Ross, would the lighter EDS of the J-231 also allows to save some structure mass on the rocket core stage? If yes, that should result in a slightly higher payload mass for the J-120.
Quote from: Will on 01/15/2009 11:35 pmIn terms of structural design, the Ares EDS stage is much more like the Delta IV US.Agreed. The conceptual design is remarkably similar. The LH2 and LOX tanks are separate, they're different diameter, the LOX tank 'hangs' under the LH2 tank which is where it is supported by the Interstage and it has a single engine underneath.
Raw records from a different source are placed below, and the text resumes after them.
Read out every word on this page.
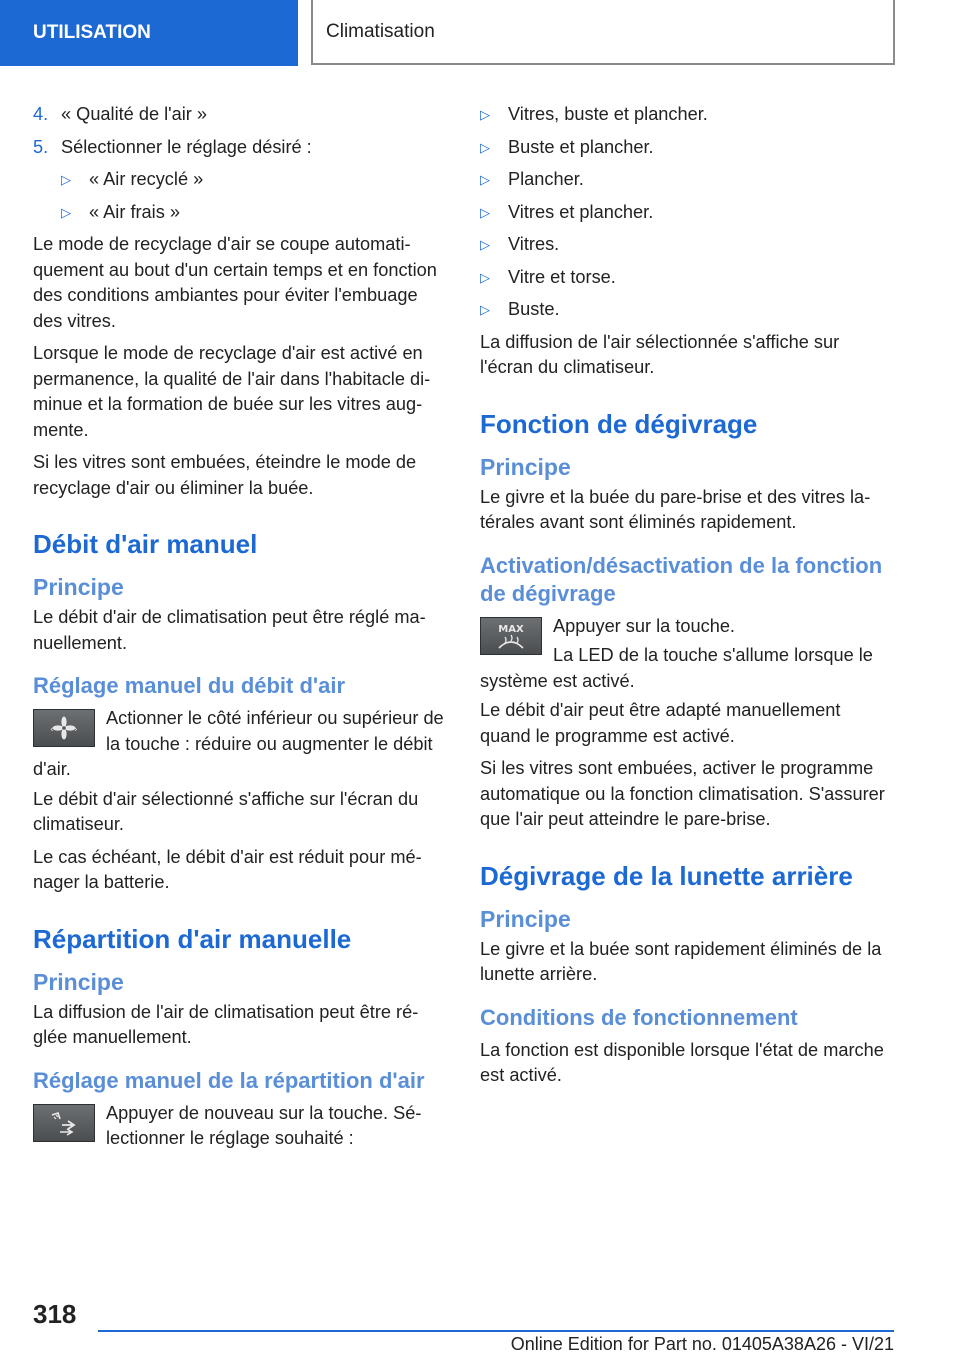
UTILISATION	Climatisation
4. « Qualité de l'air »
5. Sélectionner le réglage désiré :
▷ « Air recyclé »
▷ « Air frais »

Le mode de recyclage d'air se coupe automatiquement au bout d'un certain temps et en fonction des conditions ambiantes pour éviter l'embuage des vitres.

Lorsque le mode de recyclage d'air est activé en permanence, la qualité de l'air dans l'habitacle diminue et la formation de buée sur les vitres augmente.

Si les vitres sont embuées, éteindre le mode de recyclage d'air ou éliminer la buée.

Débit d'air manuel
Principe

Le débit d'air de climatisation peut être réglé manuellement.

Réglage manuel du débit d'air
‹ ›

Actionner le côté inférieur ou supérieur de la touche : réduire ou augmenter le débit d'air.

Le débit d'air sélectionné s'affiche sur l'écran du climatiseur.

Le cas échéant, le débit d'air est réduit pour ménager la batterie.

Répartition d'air manuelle
Principe

La diffusion de l'air de climatisation peut être réglée manuellement.

Réglage manuel de la répartition d'air

Appuyer de nouveau sur la touche. Sélectionner le réglage souhaité :

▷ Vitres, buste et plancher.
▷ Buste et plancher.
▷ Plancher.
▷ Vitres et plancher.
▷ Vitres.
▷ Vitre et torse.
▷ Buste.

La diffusion de l'air sélectionnée s'affiche sur l'écran du climatiseur.

Fonction de dégivrage
Principe

Le givre et la buée du pare-brise et des vitres latérales avant sont éliminés rapidement.

Activation/désactivation de la fonction de dégivrage
MAX	Appuyer sur la touche.

La LED de la touche s'allume lorsque le système est activé.

Le débit d'air peut être adapté manuellement quand le programme est activé.

Si les vitres sont embuées, activer le programme automatique ou la fonction climatisation. S'assurer que l'air peut atteindre le pare-brise.

Dégivrage de la lunette arrière
Principe

Le givre et la buée sont rapidement éliminés de la lunette arrière.

Conditions de fonctionnement

La fonction est disponible lorsque l'état de marche est activé.

318
Online Edition for Part no. 01405A38A26 - VI/21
The current Ares-V EDS design is very much what you would end-up with by scaling-up the current Delta-IV Heavy Upper Stage.Ross.
The H-2A-2 and Delta III upper stages had a similar design.
Actually, I have two places to put them up.And a third would be a welcome thing.
Quote from: Will on 01/16/2009 02:13 amThe H-2A-2 and Delta III upper stages had a similar design.Duh, they have the same LOX tank
That's very true. I've felt a tone in some of the responses to my questions that makes me suspect that questions I've raised are seen as attacks on the project.
I have nothing but admiration for Mr. Kutter, and I'm glad that people like him are flying real rockets.But the reality is that we haven't been building a lot of entirely new designs for upper stages. Boeing has flown a mostly new upper stage on the Delta IV, with heritage back to the Delta III and H-II. Lockheed has been flying variants of the classic Centaur, with an understandable disinclination to depart very far from the proven stainless steel balloon tank design.
To note that Lockheed hasn't flown a structurally stable hydrogen powered upper stage in decades isn't a criticism of Mr. Kutter. They just weren't able to close the business case.
Likewise for Boeing. They haven't flown a common bulkhead Hydrogen upper stage in decades either.
If Bernard Kutter says the mass estimate for the JUS is reasonable, I give that opinion considerable respect. I still have to ask what the production cost penalty is for a common bulkhead design , since Boeing has rejected that alternative in spite of the obvious payload benefit on the Delta IV. Also, if pressurization is required at any point prior to launch for a Centaur derived JUS, since that has been such a fundamental feature of the Centaur design to date.
Ah it's in the February issue! I was looking all over the newsstands for it, but it's not yet out.
now for all to read...http://www.popularmechanics.com/science/air_space/4295233.html
Quote from: kraisee on 01/16/2009 04:13 amnow for all to read...http://www.popularmechanics.com/science/air_space/4295233.html First impressions from the online version: 1) It makes a cleaner story to ignore the NLS heritage, but that (I think) does not help DIRECT.2) The beauty of the concept is clear when you think of hacksawing off the heavy shuttle and putting an equally massive useful payload on top. PM seems not to have made this clear in text or illustration.3) PM did not explain why NASA chose to rebut DIRECT after studying all those configurations.4) PM thinks Griffin is fighting to the end for Ares I??!!!? If you are going to speculate, speculate logically.As others have noted, the Rebel Alliance vs. Death Star sub-theme works well for DIRECT even while the article is mostly even-handed.I don't have a good feel for the PM audience. A casual reader might not understand that a bunch of quivering compass needles simultaneously pointed to a single lodestone. He might be left thinking that the ragtag, part time army has come up with the equivalent to one of the 1,700 configurations--every bit as good as the one that NASA chose--rather than followed the mysterious force lines to their logical center.Modification: Punctuation.
Thank you for that insight. And was there another radically different LOX tank they might have chosen that would have led to a very different design? Or were the dimensions of the LOX tank influenced by the amount of LOX required to perform the mission?